Une liaison dangereuse. Corinne Hoex publie […] un roman étonnant, Le ravissement des femmes, qui sort en ce début d’année chez Grasset […] Le roman relate une étrange histoire de séduction, sous couvert de conversion vertueuse qui provoque chez la séduite toute une série d’effets, de l’extase au plaisir d’une « lune de miel platonique », d’un « flirt théologique ». Si l’on se réfère au sens multiple du mot ravissement, c’est bien d’une telle emprise qu’il s’agit. Rapt, capture, envoûtement, mais aussi charme, plaisir : serait-ce tout simplement le jeu du pouvoir qu’un homme exerce si facilement semble-t-il sur des femmes disponibles et attirées par lui, pour toutes sortes de raisons, ou pour aucune ? Constantin est prêtre, bel homme au regard fascinant et il subjugue, lors de séances de prêche inspirées, des légions de fidèles, féminines pour la plupart. La narratrice, Élisabeth, ou Lisa, comme elle tente de se présenter d’abord, façon de se tenir en retrait, se rend comme par curiosité à une conférence du Père Constantin, qui parlera de La Présence. Cette femme, que n’encombre aucun mari, ni aucune progéniture, a vécu, connu des amants de passage, mais n’a « aucun attachement ». Cette attention qui la pousse vers le prêcheur aux yeux bleu-mauve si troublants sur la photo d’une affiche, relève de son goût pour l’exotisme, mais aussi d’un désir d’entracte et de nouveauté, sinon d’un attrait sensuel. Commence dès lors une aventure hors du commun, que nous livre le récit d’un ravissement, en effet, dont nous suivons toutes les étapes selon un subtil cheminement, quand la progression d’une passion bientôt submergeante semble se confondre avec une ivresse sacrée. Pourtant des à-coups de raison et des regards de plus en plus lucides sur le personnage du séducteur freinent une possible conversion. Face à ces états troublants, une fois encore, chez Corinne Hoex, c’est la perception intime de la narratrice qui domine et oriente la narration. Ce sont les émotions qu’elle éprouve, les questions qu’elle se pose qui intéressent et étonnent, à la mesure de ces effets qu’elle ne soupçonnait pas et qu’elle n’identifie que peu à peu. Il y aurait d’ailleurs du thriller dans cette progression animée qui varie les lieux et les situations.
Corinne Hoex a changé de registre avec ce roman. Elle aborde une problématique nouvelle, sans toutefois rejeter totalement les thèmes de ses récits précédents. Qu’elle traite aujourd’hui d’une préoccupation spirituelle, la question de la foi chez quelqu’un qui en a été tenu éloigné par l’éducation et même par choix, elle recourt au rationnel pour décrire les excès et le ridicule des dévotions exubérantes. Mais cela participe surtout d’un dispositif littéraire car elle concentre l’attention sur une femme parmi les autres. Elle fait de cette aspiration qui anime celle-ci un objet de passion, aveugle ou aveuglée, mais dont elle nous détaille tous les moments de ravissement, même les plus improbables. Certes, l’arrière-fable familiale demeure, discrète ou limitée aux téléphonages maternels, perçant le récit comme des éclats de bon sens, malgré tout.
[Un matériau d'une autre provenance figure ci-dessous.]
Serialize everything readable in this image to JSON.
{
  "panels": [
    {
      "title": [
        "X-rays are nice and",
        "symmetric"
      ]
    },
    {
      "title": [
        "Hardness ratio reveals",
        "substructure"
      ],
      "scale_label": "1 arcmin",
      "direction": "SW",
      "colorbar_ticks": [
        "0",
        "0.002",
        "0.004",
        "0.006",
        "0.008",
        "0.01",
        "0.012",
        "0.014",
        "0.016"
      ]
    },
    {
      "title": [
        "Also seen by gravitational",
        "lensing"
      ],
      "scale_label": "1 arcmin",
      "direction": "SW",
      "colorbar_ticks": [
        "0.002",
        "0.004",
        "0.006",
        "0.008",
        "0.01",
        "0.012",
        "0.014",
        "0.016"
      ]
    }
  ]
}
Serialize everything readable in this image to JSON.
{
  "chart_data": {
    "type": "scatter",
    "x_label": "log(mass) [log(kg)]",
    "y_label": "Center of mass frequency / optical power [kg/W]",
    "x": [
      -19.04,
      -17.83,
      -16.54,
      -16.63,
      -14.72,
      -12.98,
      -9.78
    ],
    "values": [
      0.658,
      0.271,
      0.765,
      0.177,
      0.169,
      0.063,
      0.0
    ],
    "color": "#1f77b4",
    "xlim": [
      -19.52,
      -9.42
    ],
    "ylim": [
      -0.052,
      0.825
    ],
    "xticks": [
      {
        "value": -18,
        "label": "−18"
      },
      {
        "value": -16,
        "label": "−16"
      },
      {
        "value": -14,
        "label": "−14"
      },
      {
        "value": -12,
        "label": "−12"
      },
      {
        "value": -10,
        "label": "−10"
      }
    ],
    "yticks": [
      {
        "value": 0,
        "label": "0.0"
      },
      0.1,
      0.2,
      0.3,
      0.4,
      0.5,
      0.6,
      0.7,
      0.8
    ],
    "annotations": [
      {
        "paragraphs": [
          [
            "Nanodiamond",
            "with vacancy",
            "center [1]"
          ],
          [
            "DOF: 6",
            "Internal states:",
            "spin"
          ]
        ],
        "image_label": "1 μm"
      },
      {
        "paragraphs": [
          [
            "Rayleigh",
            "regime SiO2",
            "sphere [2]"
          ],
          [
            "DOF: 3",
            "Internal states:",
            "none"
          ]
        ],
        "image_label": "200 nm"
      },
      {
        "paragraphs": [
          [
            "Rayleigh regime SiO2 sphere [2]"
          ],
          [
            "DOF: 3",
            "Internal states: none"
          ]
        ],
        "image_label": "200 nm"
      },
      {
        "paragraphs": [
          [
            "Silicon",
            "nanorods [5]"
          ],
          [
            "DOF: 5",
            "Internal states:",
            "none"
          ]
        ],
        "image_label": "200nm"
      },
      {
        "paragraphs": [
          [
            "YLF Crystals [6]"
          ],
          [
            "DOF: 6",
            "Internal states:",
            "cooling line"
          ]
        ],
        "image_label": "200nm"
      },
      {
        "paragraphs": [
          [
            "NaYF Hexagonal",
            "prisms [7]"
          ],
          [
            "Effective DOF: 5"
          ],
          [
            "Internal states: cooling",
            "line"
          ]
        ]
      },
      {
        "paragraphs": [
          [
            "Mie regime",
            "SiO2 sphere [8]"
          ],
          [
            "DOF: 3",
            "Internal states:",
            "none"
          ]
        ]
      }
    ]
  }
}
C’est le quant-à-soi de la narratrice qui touche car il donne lieu à un déploiement de clairvoyance, de critique, d’humour. Voire à un réquisitoire déguisé, contre les prêcheurs, gourous, prophètes, escrocs de tous ordres, peut-être même contre les hommes enfin ! Demeure l’exquise analyse d’une sensibilité féminine qui se dévoile par le menu et surtout dans le registre privilégié de la poésie que célèbrent au final le retour à soi et la pleine jouissance de la nature et de la beauté.

Jeannine Paque, Le Carnet et les Instants, n°170, février-mars 2012

Saisissant désir.
Le Ravissement des femmes de Corinne Hoex s’ouvre sur un personnage déjà saisi. Celui-ci — celle-ci, en fait — court les corridors d’un couvent. La vocation, toutefois, n’a rien d’ecclésiastique. Le désir l’agite et l’emporte ; il l’invite à l’abandon, aussi.
La première phrase du roman décrit l’entrée d’Elisabeth dans le couvent. Celle-ci en ressortira-t-elle jamais vraiment ? Car, à la dernière page, le récit ne la quitte-t-il pas dans « cette maison (qui) est son refuge(,) (s)on monastère à elle » ? De la chapelle encensée, des Christs plâtrés du couvent au lierre iodé et à la vigne marine du monastère, un second franchissement a pourtant redoublé le premier. Ou plutôt un unique périple à travers le défilé des saintes effigies, des allégories angéliques et des figures mariales — dont le corridor du couvent se fait la tapisserie —, un unique périple a-t-il abouti. Elisabeth, « la demeure de Dieu », « celle en qui Dieu rêve », flirtera avec le Père. Elle se laissera voir — sera vue —, se laissera effeuiller.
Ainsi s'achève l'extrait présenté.